Sunday, February 05, 2012

Superbowl Sleestak Sunday

Today is Superbowl Sunday. Yes, I know that Sleestak are great at playing basketball, not football. But I was remembering memorable Superbowl ads.
One of them was for the movie "Land of the Lost". By the time of the Superbowl, I'd already known that this forthcoming movie, which I had been waiting 30 years for, was going to be pretty bad. It turned out even worse than the following Superbowl spot might lead you to believe. And yes, there are Sleestak in the commercial, for a split second toward the very end.

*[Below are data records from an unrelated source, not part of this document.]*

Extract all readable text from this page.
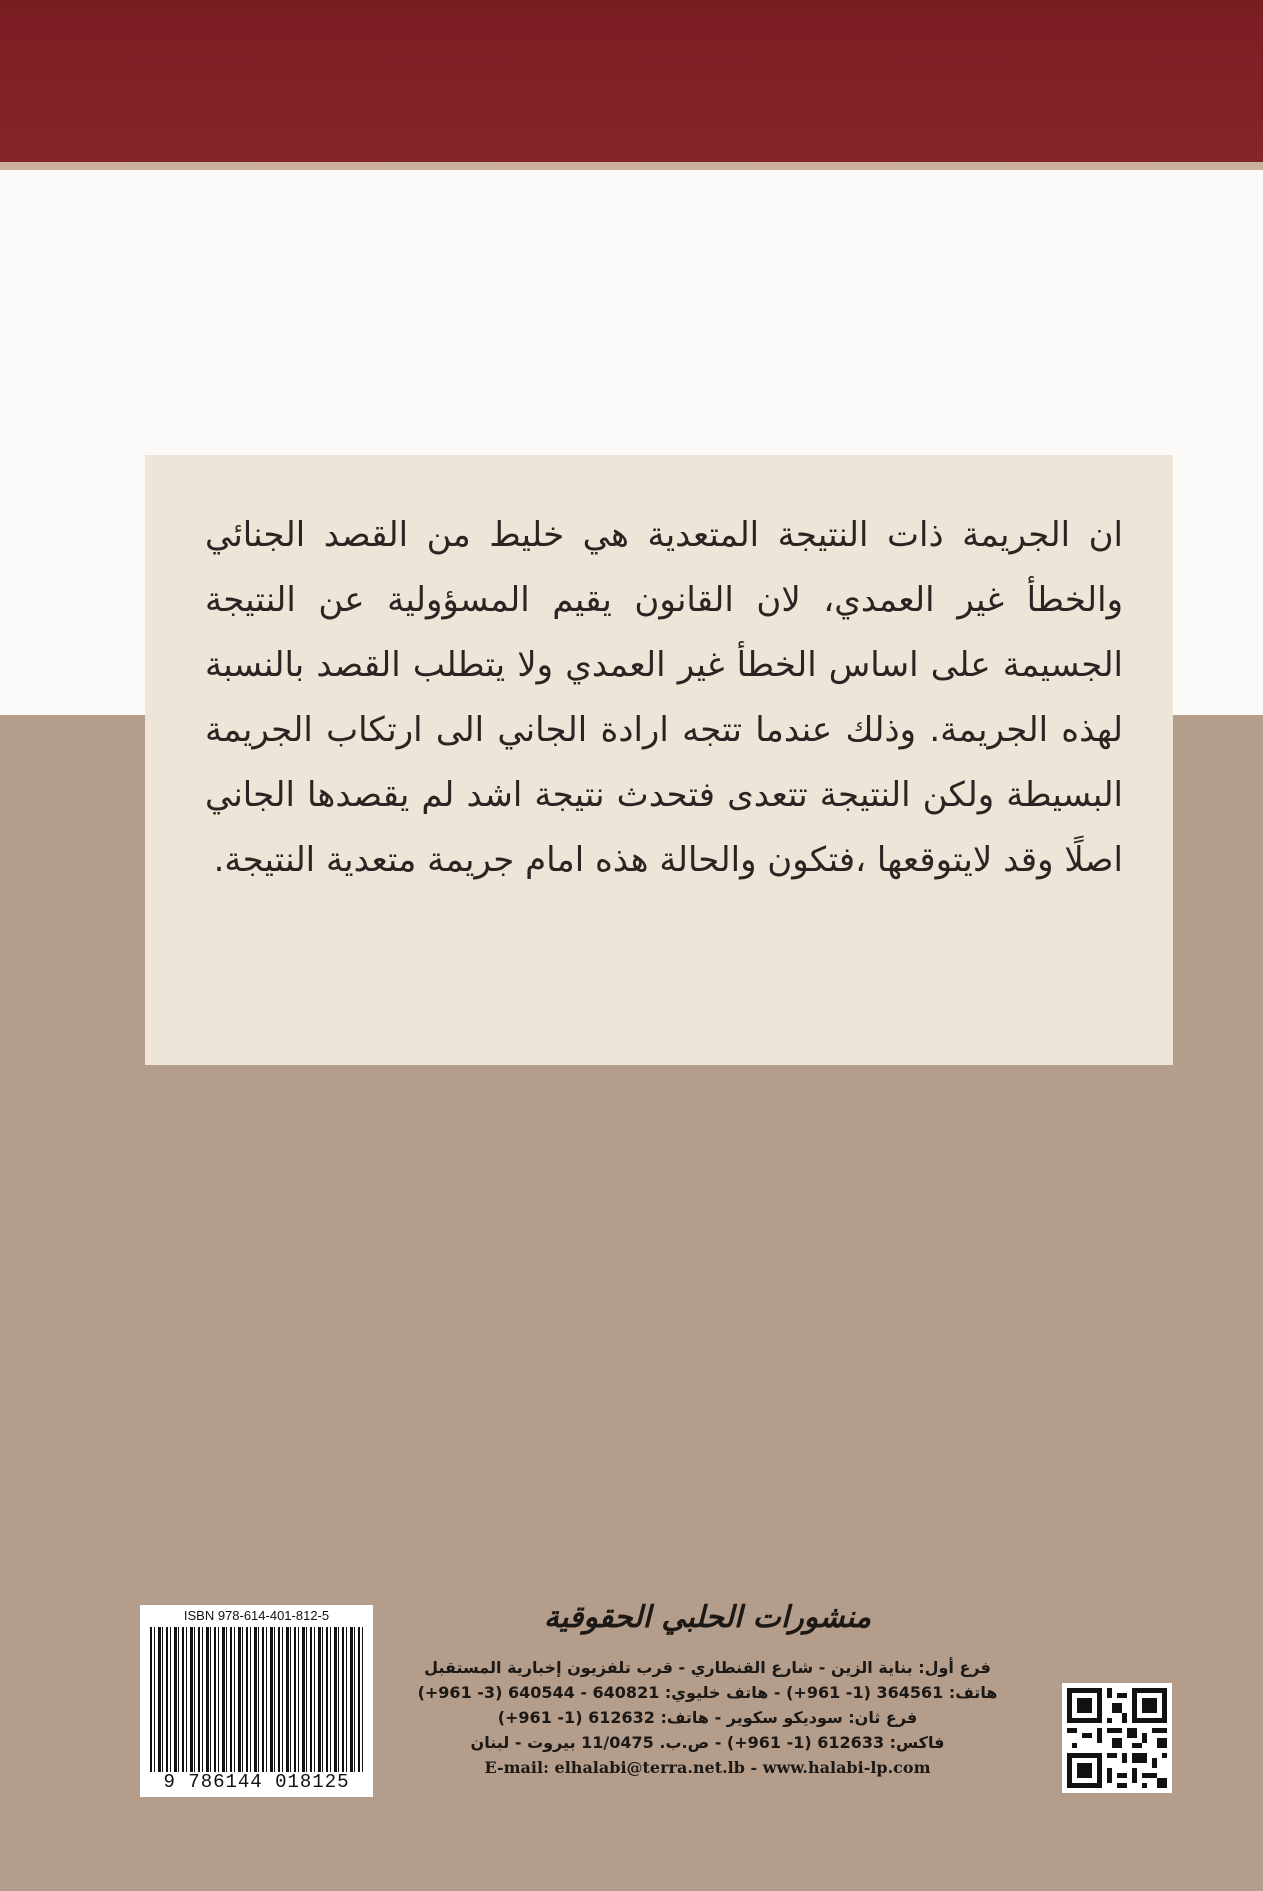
ان الجريمة ذات النتيجة المتعدية هي خليط من القصد الجنائي والخطأ غير العمدي، لان القانون يقيم المسؤولية عن النتيجة الجسيمة على اساس الخطأ غير العمدي ولا يتطلب القصد بالنسبة لهذه الجريمة. وذلك عندما تتجه ارادة الجاني الى ارتكاب الجريمة البسيطة ولكن النتيجة تتعدى فتحدث نتيجة اشد لم يقصدها الجاني اصلًا وقد لايتوقعها ،فتكون والحالة هذه امام جريمة متعدية النتيجة.

ISBN 978-614-401-812-5
9 786144 018125

منشورات الحلبي الحقوقية

فرع أول: بناية الزين - شارع القنطاري - قرب تلفزيون إخبارية المستقبل

هاتف: 364561 (1- 961+) - هاتف خليوي: 640821 - 640544 (3- 961+)

فرع ثان: سوديكو سكوير - هاتف: 612632 (1- 961+)

فاكس: 612633 (1- 961+) - ص.ب. 11/0475 بيروت - لبنان

E-mail: elhalabi@terra.net.lb - www.halabi-lp.com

I also remember when an unknown non-politician named Rick Snyder went for broke and bought time to run his "One Tough Nerd" ad during the Superbowl. It worked: he was elected governor later that year
.

There is one commercial that shows the Sleestak in their hissing glory, and that one was one by Subway. But not during the Super Bowl:



Fed up with the Superbowl and commercials? Then go to Dog Ears Books in Northport for its "Escape from Football" tonight. Will they be serving a Tussssscan chicken melt submarine sandwich? I wonder if there are any great books on football. I know people who have read "North Dallas 40" and liked it, but the highlights they mentioned were scatalogical.
Critic George Plimpton had the "Small Ball Theory" of sports writing:

"This stated that there seems to be a correlation between the standard of writing about a particular sport and the ball it utilizes -- that the smaller the ball, the more formidable the literature. There are superb books about golf, very good books about baseball, not many good books about football or soccer, very few good books about basketball and no good books at all about beach balls. I capped off the Small Ball Theory by citing Mark Twain's "Celebrated Jumping Frog of Calaveras County," perhaps the most universally known of sports stories, in which bird shot (very small balls indeed!) is an important element in the plot."

Click here to read more about it. After reading this, I guess I should end my quest to find great Earthball literature.

3 comments:

BB-Idaho said...

Never heard of 'earthball'. Sort
of interesting...but no spikes!
(or cheerleaders)

silly rabbit said...

My memory may be foggy on the subject. Didn't Plimpton also write one called "Paper Tiger" where he played football himself, though not well for his research and wrote about it? I should go check it out.

I also have not heard of earthball... so I must go check that link out too.

I recall the Sleestack and Subway commercial. Its a shame the movie turned out so awful... but the casting was so wrong!

silly rabbit said...

Ok... now that I looked at Earthball, I realize that I have actually played at the school where I used to work. Ha! It is a lot of fun. The kids love it.